- Women treated with tumor necrosis factor‐alpha (TNF‐α) inhibitors for IBD are more likely than men to experience adverse effects that prompt them to discontinue therapy.
Why this matters
- Understanding sex-specific differences in responses to TNF‐α inhibitors may help clinicians take more personalized approaches to IBD treatment, potentially reducing drug discontinuation.
- Researchers studied the health records of patients treated with TNF‐α inhibitors for IBD with a minimum follow-up of 12 months (N=529; 50.1% women; 631 total treatment episodes).
- They analyzed overall and cause-specific treatment adherence using Kaplan-Meier and Cox proportional hazards regression models.
- Funding: None.
- 289 patients (45.8%) discontinued treatment.

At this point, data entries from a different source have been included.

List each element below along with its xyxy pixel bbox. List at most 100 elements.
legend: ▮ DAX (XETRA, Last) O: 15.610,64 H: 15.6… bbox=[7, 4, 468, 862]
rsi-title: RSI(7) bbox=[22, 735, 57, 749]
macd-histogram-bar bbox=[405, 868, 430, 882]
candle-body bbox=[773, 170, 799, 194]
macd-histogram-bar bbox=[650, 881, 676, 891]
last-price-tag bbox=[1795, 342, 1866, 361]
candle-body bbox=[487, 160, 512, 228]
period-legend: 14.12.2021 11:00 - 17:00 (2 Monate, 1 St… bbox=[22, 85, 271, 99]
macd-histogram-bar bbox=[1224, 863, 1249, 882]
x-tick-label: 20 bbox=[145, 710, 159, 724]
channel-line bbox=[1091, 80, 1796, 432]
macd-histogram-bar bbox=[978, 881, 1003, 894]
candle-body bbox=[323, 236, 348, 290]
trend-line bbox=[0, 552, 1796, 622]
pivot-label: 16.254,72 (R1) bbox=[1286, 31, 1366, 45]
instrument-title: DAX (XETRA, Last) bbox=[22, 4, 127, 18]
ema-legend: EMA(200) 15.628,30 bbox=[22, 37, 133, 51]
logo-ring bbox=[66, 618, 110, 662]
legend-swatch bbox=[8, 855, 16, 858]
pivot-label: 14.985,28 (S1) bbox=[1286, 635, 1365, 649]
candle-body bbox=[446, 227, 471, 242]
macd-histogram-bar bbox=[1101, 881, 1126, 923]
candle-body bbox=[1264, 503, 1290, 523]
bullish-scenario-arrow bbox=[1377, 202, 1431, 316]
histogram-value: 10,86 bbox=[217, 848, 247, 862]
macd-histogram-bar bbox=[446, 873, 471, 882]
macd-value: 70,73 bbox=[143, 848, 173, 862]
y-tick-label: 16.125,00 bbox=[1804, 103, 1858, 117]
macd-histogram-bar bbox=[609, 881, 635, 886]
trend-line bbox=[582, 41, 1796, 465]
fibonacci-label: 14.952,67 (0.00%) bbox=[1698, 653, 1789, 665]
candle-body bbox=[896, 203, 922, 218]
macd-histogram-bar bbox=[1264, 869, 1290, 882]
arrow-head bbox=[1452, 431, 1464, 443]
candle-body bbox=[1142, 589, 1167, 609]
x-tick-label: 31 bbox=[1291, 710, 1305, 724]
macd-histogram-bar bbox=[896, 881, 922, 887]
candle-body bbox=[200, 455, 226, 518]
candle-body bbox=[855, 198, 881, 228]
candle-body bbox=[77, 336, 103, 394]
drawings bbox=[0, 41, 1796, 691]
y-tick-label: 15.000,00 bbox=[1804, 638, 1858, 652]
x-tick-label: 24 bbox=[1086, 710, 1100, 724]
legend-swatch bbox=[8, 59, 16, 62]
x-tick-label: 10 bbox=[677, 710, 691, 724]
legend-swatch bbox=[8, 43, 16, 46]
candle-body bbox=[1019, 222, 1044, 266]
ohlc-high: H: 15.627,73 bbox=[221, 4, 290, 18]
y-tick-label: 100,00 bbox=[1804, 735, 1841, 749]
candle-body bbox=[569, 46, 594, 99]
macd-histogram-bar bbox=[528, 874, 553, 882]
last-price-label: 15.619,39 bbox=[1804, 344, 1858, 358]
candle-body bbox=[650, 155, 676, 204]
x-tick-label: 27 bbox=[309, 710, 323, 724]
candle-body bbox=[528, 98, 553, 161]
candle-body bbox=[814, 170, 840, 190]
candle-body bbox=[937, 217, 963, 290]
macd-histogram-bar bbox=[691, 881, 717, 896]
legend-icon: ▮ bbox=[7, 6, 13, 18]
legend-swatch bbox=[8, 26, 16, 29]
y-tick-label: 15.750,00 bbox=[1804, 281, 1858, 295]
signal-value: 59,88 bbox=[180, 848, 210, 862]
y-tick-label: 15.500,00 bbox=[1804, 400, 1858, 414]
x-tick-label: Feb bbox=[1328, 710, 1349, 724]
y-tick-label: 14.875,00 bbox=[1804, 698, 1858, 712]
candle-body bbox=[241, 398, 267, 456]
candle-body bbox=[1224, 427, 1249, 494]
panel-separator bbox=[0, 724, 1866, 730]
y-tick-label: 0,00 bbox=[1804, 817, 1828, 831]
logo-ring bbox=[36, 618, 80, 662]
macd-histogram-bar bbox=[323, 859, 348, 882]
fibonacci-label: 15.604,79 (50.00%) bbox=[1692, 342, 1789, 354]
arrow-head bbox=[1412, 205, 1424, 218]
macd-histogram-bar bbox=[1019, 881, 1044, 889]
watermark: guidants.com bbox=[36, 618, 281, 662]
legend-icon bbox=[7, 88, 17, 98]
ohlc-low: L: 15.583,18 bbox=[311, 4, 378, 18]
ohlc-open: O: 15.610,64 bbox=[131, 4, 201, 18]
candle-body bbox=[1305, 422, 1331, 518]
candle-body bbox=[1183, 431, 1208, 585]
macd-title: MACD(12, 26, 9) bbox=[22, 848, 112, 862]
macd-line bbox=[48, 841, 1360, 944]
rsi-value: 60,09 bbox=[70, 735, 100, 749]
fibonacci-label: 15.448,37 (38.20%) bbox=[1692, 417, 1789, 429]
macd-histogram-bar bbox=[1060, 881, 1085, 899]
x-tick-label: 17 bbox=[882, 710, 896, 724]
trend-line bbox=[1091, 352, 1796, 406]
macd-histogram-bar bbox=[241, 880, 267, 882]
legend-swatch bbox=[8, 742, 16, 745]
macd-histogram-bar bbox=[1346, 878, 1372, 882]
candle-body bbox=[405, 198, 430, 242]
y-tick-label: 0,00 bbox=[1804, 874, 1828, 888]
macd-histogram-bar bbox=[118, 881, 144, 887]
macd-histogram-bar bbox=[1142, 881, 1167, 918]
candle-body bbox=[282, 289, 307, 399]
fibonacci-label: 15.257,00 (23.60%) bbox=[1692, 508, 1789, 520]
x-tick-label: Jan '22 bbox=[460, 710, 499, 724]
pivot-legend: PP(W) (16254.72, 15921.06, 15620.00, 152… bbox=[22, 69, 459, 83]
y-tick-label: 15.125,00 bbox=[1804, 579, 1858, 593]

- Factors associated with discontinuation included:
- Female sex: aHR, 1.42 (95% CI, 1.16-1.74).
- Greater age at start of therapy per decade: aHR, 1.15 (95% CI, 1.04-1.27).
- Dose escalation: aHR, 3.74 (95% CI, 2.78-5.02).
- Female sex was associated with adverse effect-prompted discontinuation (aHR, 4.05; 95% CI, 2.36-6.98), but not with discontinuation for other reasons.
- The study was retrospective and single center.
- Discontinuation reasons were subject to misclassification bias.